Search code examples
c++c++11searchbinary-search-tree

counting number of elements less than X in a BST


I had implemented a BST for a multiset using the C++ code below, whereas each node contains the number of occurrence num of each distinct number data, and I try to find the number of elements less than certain value x, using the order function below.

It works, however, inefficient in terms of execution time. Is there any method with better time complexity?

struct Node {
    int data;
    int height;
    int num;

    Node *left;
    Node *right;
};
int order(Node *n, int x) {
    int sum = 0;
    if (n != NULL) {
        if (n->data < x) {
            sum += n->num;
            sum += order(n->right, x);
        }
        sum += order(n->left, x);
    }
    return sum;
}

Solution

  • You can bring the algorithm down to O(logN) time by storing in each node the number of elements in the subtree of which it is the root.

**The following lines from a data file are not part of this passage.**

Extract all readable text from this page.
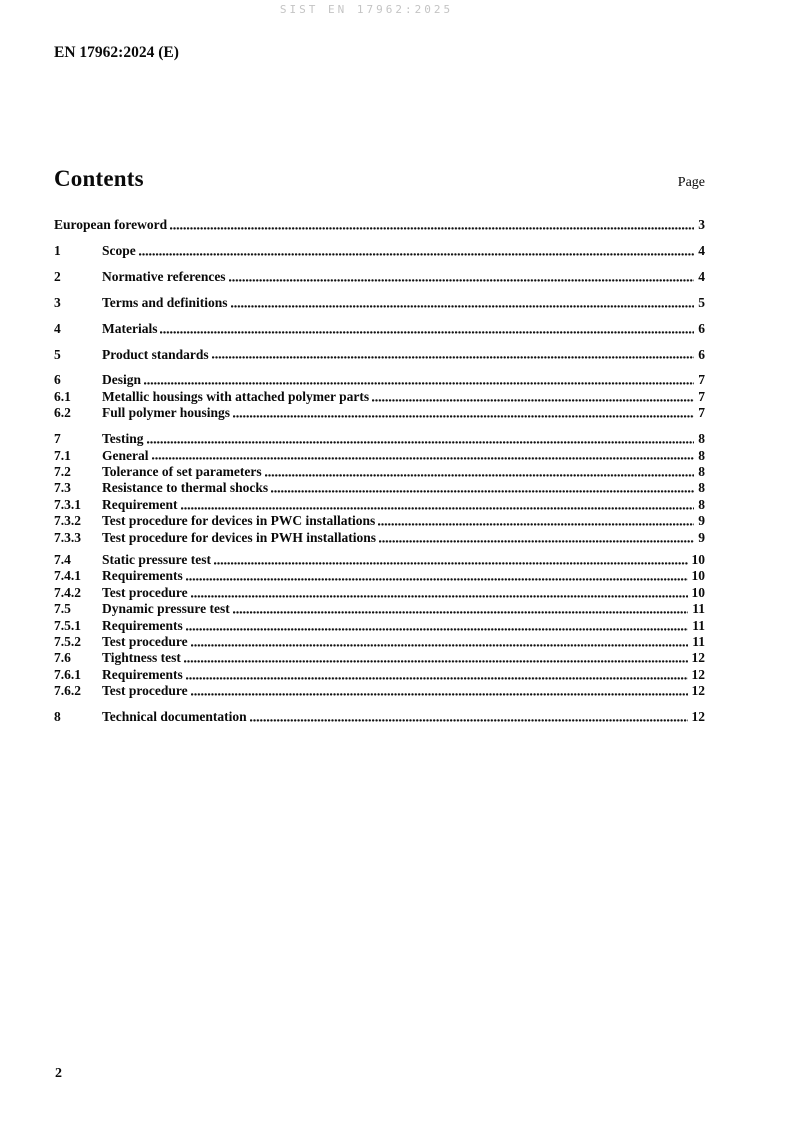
SIST EN 17962:2025
EN 17962:2024 (E)
Contents	Page
European foreword	3
1	Scope	4
2	Normative references	4
3	Terms and definitions	5
4	Materials	6
5	Product standards	6
6	Design	7
6.1	Metallic housings with attached polymer parts	7
6.2	Full polymer housings	7
7	Testing	8
7.1	General	8
7.2	Tolerance of set parameters	8
7.3	Resistance to thermal shocks	8
7.3.1	Requirement	8
7.3.2	Test procedure for devices in PWC installations	9
7.3.3	Test procedure for devices in PWH installations	9
7.4	Static pressure test	10
7.4.1	Requirements	10
7.4.2	Test procedure	10
7.5	Dynamic pressure test	11
7.5.1	Requirements	11
7.5.2	Test procedure	11
7.6	Tightness test	12
7.6.1	Requirements	12
7.6.2	Test procedure	12
8	Technical documentation	12
2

Then you'd only have to recurse on one of the two children of each node (go left if x < node->data, right if x > node->data), which if the tree is balanced only takes logarithmic time.

    struct Node {
        int data;
        int height;
        int num;
        int size; // numer of elements in the subtree starting at this node
    
        Node *left;
        Node *right;
    };
    
    int order(Node *n, int x) {
        if(n == NULL) return 0;
    
        // elements less than n->data make up the whole left subtree
        if (x == n->data) {
            return n->left ? n->left->size : 0;
        }
        // even smaller? just recurse left
        else if (x < n->data) {
            return order(n->left, x);
        }
        // bigger? take the whole left subtree and part of the right one
        else {
            return (n->left ? n->left->size : 0) + order(n->right, x);
        }
    }
    

    Of course, now you have to keep track of the size, but this can be done very efficiently when updating the tree: simply recalculate the size (n->left->size + n->right->size + 1) of each modified node in an insertion or deletion.